Before I can present this volume to you, François, I would like to and must thank the Royal Asiatic Society for accepting this volume as one of the issues of its journal. As we wrote in the introduction: “It is only appropriate that this Festschrift should be housed in the Royal Asiatic Society’s main scholarly publication venue, as much of François’ career has been interwoven with the Society, and the Journal has been one of the preferred destinations for his studies”. Adam and I would like to express our gratitude to all involved in the publication process. There are too many people to name individually, but we are indebted to everyone at the Society, the Cambridge University Press and the typesetting company who made this publication possible. Having been established in 1824, the Journal of the Royal Asiatic Society is a publication with two centuries of accumulated scholarship. I have not researched this, but the journal’s association with Iranian Studies goes at least back to 1848 when Rawlinson published his readings of the Old Persian inscriptions in the journal. Adam and I hope that the society and the journal will continue to support scholarship in an era where humanities are increasingly more under pressure to perform statistically and financially, in an era where scholars become increasingly more brick layers with meaningless tasks in large projects. After all, we seem to be entering the post-human era.

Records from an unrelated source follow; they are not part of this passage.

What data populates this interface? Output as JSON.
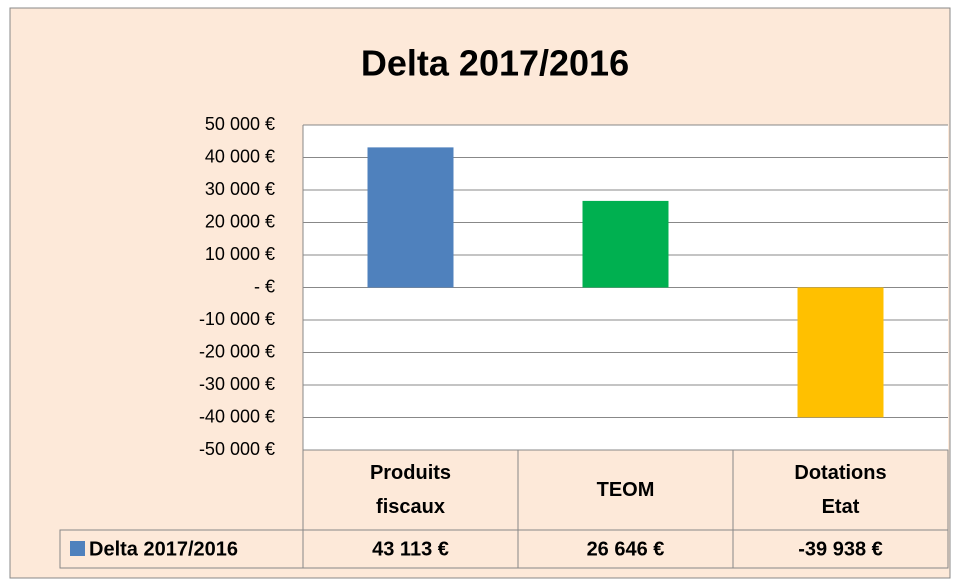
{
  "chart_data": {
    "type": "bar",
    "title": "Delta 2017/2016",
    "categories": [
      "Produits fiscaux",
      "TEOM",
      "Dotations Etat"
    ],
    "series": [
      {
        "name": "Delta 2017/2016",
        "color": "#4f81bd",
        "point_colors": [
          "#4f81bd",
          "#00b050",
          "#ffc000"
        ],
        "values": [
          43113,
          26646,
          -39938
        ],
        "value_labels": [
          "43 113 €",
          "26 646 €",
          "-39 938 €"
        ]
      }
    ],
    "ylim": [
      -50000,
      50000
    ],
    "yticks": [
      {
        "value": -50000,
        "label": "-50 000 €"
      },
      {
        "value": -40000,
        "label": "-40 000 €"
      },
      {
        "value": -30000,
        "label": "-30 000 €"
      },
      {
        "value": -20000,
        "label": "-20 000 €"
      },
      {
        "value": -10000,
        "label": "-10 000 €"
      },
      {
        "value": 0,
        "label": "-  €"
      },
      {
        "value": 10000,
        "label": "10 000 €"
      },
      {
        "value": 20000,
        "label": "20 000 €"
      },
      {
        "value": 30000,
        "label": "30 000 €"
      },
      {
        "value": 40000,
        "label": "40 000 €"
      },
      {
        "value": 50000,
        "label": "50 000 €"
      }
    ],
    "grid": true,
    "data_table": true
  }
}
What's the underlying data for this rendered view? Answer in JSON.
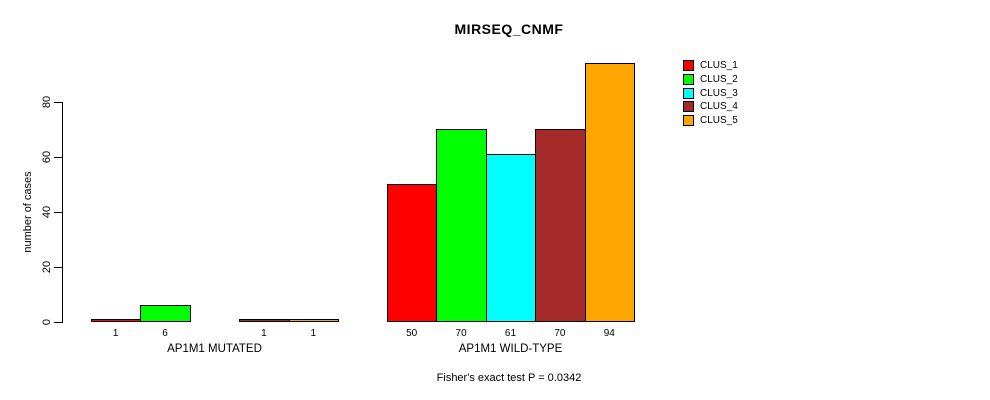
{
  "title": "MIRSEQ_CNMF",
  "footer": {
    "caption": "Fisher's exact test P = 0.0342"
  },
  "chart_data": {
    "type": "bar",
    "title": "MIRSEQ_CNMF",
    "ylabel": "number of cases",
    "xlabel": "",
    "ylim": [
      0,
      97
    ],
    "yticks": [
      0,
      20,
      40,
      60,
      80
    ],
    "grid": false,
    "legend_position": "right-inside-top",
    "categories": [
      "AP1M1 MUTATED",
      "AP1M1 WILD-TYPE"
    ],
    "series": [
      {
        "name": "CLUS_1",
        "color": "#FF0000",
        "values": [
          1,
          50
        ]
      },
      {
        "name": "CLUS_2",
        "color": "#00FF00",
        "values": [
          6,
          70
        ]
      },
      {
        "name": "CLUS_3",
        "color": "#00FFFF",
        "values": [
          0,
          61
        ]
      },
      {
        "name": "CLUS_4",
        "color": "#A52A2A",
        "values": [
          1,
          70
        ]
      },
      {
        "name": "CLUS_5",
        "color": "#FFA500",
        "values": [
          1,
          94
        ]
      }
    ],
    "bar_value_labels": [
      [
        "1",
        "6",
        "",
        "1",
        "1"
      ],
      [
        "50",
        "70",
        "61",
        "70",
        "94"
      ]
    ],
    "annotation": "Fisher's exact test P = 0.0342"
  }
}
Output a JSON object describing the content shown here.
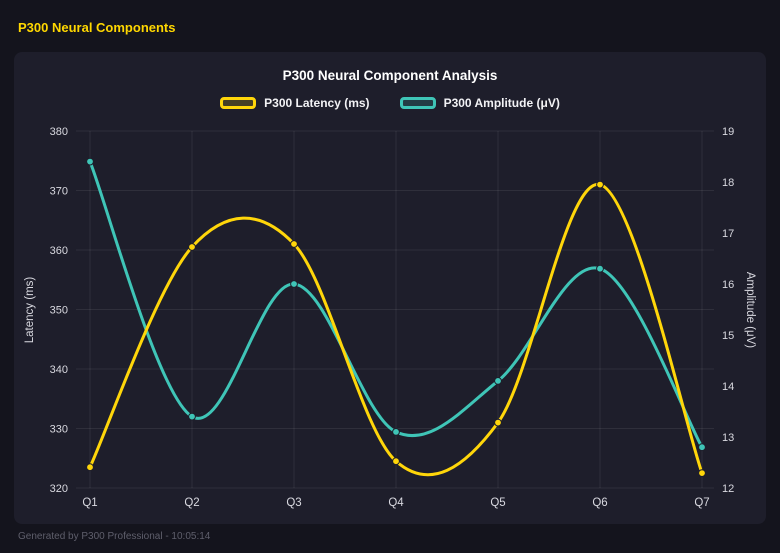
{
  "page": {
    "header_title": "P300 Neural Components",
    "footer_text": "Generated by P300 Professional - 10:05:14"
  },
  "chart_data": {
    "type": "line",
    "title": "P300 Neural Component Analysis",
    "categories": [
      "Q1",
      "Q2",
      "Q3",
      "Q4",
      "Q5",
      "Q6",
      "Q7"
    ],
    "series": [
      {
        "name": "P300 Latency (ms)",
        "axis": "left",
        "color": "#ffd60a",
        "values": [
          323.5,
          360.5,
          361,
          324.5,
          331,
          371,
          322.5
        ]
      },
      {
        "name": "P300 Amplitude (μV)",
        "axis": "right",
        "color": "#3fc5b7",
        "values": [
          18.4,
          13.4,
          16.0,
          13.1,
          14.1,
          16.3,
          12.8
        ]
      }
    ],
    "left_axis": {
      "label": "Latency (ms)",
      "min": 320,
      "max": 380,
      "step": 10
    },
    "right_axis": {
      "label": "Amplitude (μV)",
      "min": 12,
      "max": 19,
      "step": 1
    },
    "grid": true,
    "legend_position": "top",
    "line_style": "smooth"
  }
}
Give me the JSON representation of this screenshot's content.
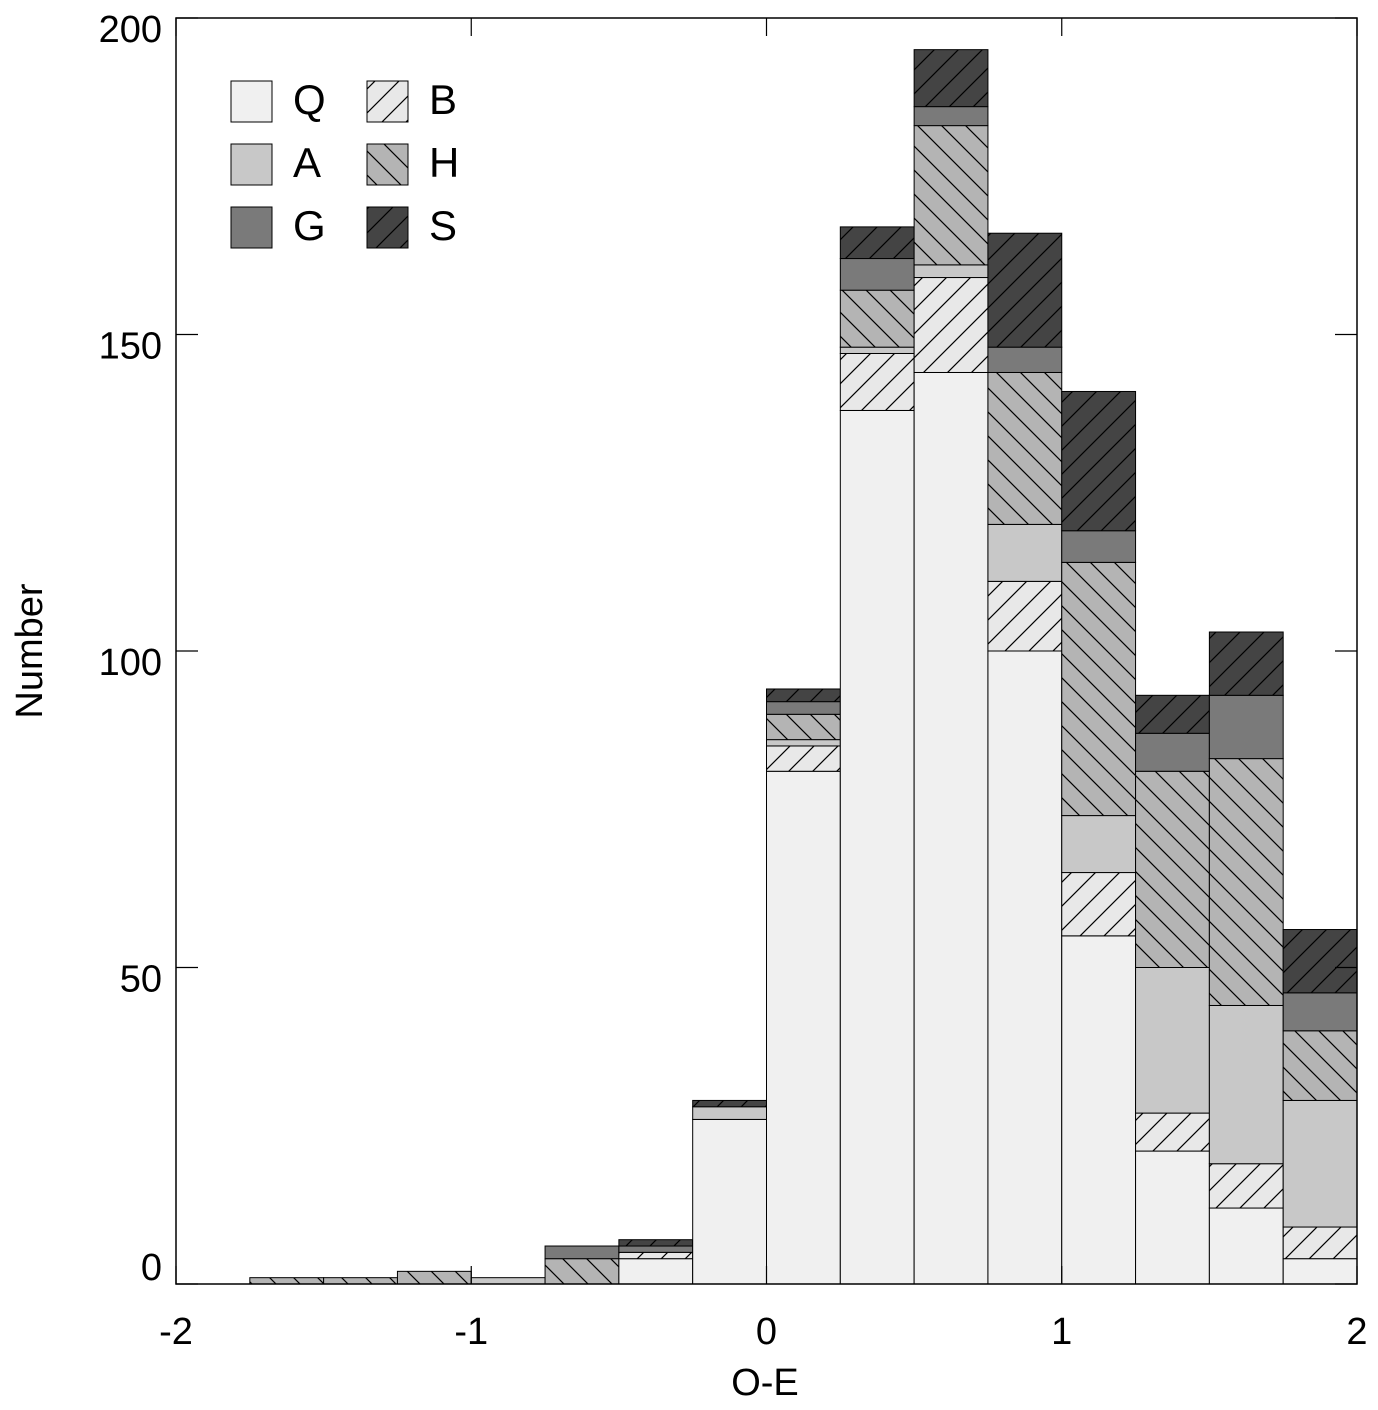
{
  "chart_data": {
    "type": "histogram",
    "xlabel": "O-E",
    "ylabel": "Number",
    "bins": [
      -2,
      -1.75,
      -1.5,
      -1.25,
      -1,
      -0.75,
      -0.5,
      -0.25,
      0,
      0.25,
      0.5,
      0.75,
      1,
      1.25,
      1.5,
      1.75,
      2
    ],
    "series": [
      {
        "name": "Q",
        "color": "#f0f0f0",
        "values": [
          0,
          0,
          0,
          0,
          0,
          0,
          4,
          26,
          81,
          138,
          144,
          100,
          55,
          21,
          12,
          4
        ]
      },
      {
        "name": "A",
        "color": "#c8c8c8",
        "values": [
          0,
          0,
          0,
          0,
          1,
          0,
          0,
          2,
          1,
          1,
          2,
          9,
          9,
          23,
          25,
          20
        ]
      },
      {
        "name": "G",
        "color": "#7a7a7a",
        "values": [
          0,
          0,
          0,
          0,
          0,
          2,
          1,
          0,
          2,
          5,
          3,
          4,
          5,
          6,
          10,
          6
        ]
      },
      {
        "name": "B",
        "color": "#e8e8e8",
        "hatch": "/",
        "values": [
          0,
          0,
          0,
          0,
          0,
          0,
          1,
          0,
          4,
          9,
          15,
          11,
          10,
          6,
          7,
          5
        ]
      },
      {
        "name": "H",
        "color": "#b4b4b4",
        "hatch": "\\",
        "values": [
          0,
          1,
          1,
          2,
          0,
          4,
          0,
          0,
          4,
          9,
          22,
          24,
          40,
          31,
          39,
          11
        ]
      },
      {
        "name": "S",
        "color": "#444444",
        "hatch": "/",
        "values": [
          0,
          0,
          0,
          0,
          0,
          0,
          1,
          1,
          2,
          5,
          9,
          18,
          22,
          6,
          10,
          10
        ]
      }
    ],
    "xlim": [
      -2,
      2
    ],
    "xticks": [
      -2,
      -1,
      0,
      1,
      2
    ],
    "ylim": [
      0,
      200
    ],
    "yticks": [
      0,
      50,
      100,
      150,
      200
    ],
    "legend": "upper-left"
  }
}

I am delighted to be here today to thank you, François, for everything you have done for us. It is a real pleasure for Adam and me to present to you this Festschrift as a token of our appreciation. We hope you like it.

Ancient India & Iran Trust, 26/09/2021

Bibliography

Blois, François de. 2007. The name of the Black Sea. In Maria Macuch, Mauro Maggi & Werner Sundermann (eds.), Iranian languages and texts from Iran and Turan: Ronald E. Emmerick memorial volume (Iranica 13), 1–8. Wiesbaden: Harrassowitz.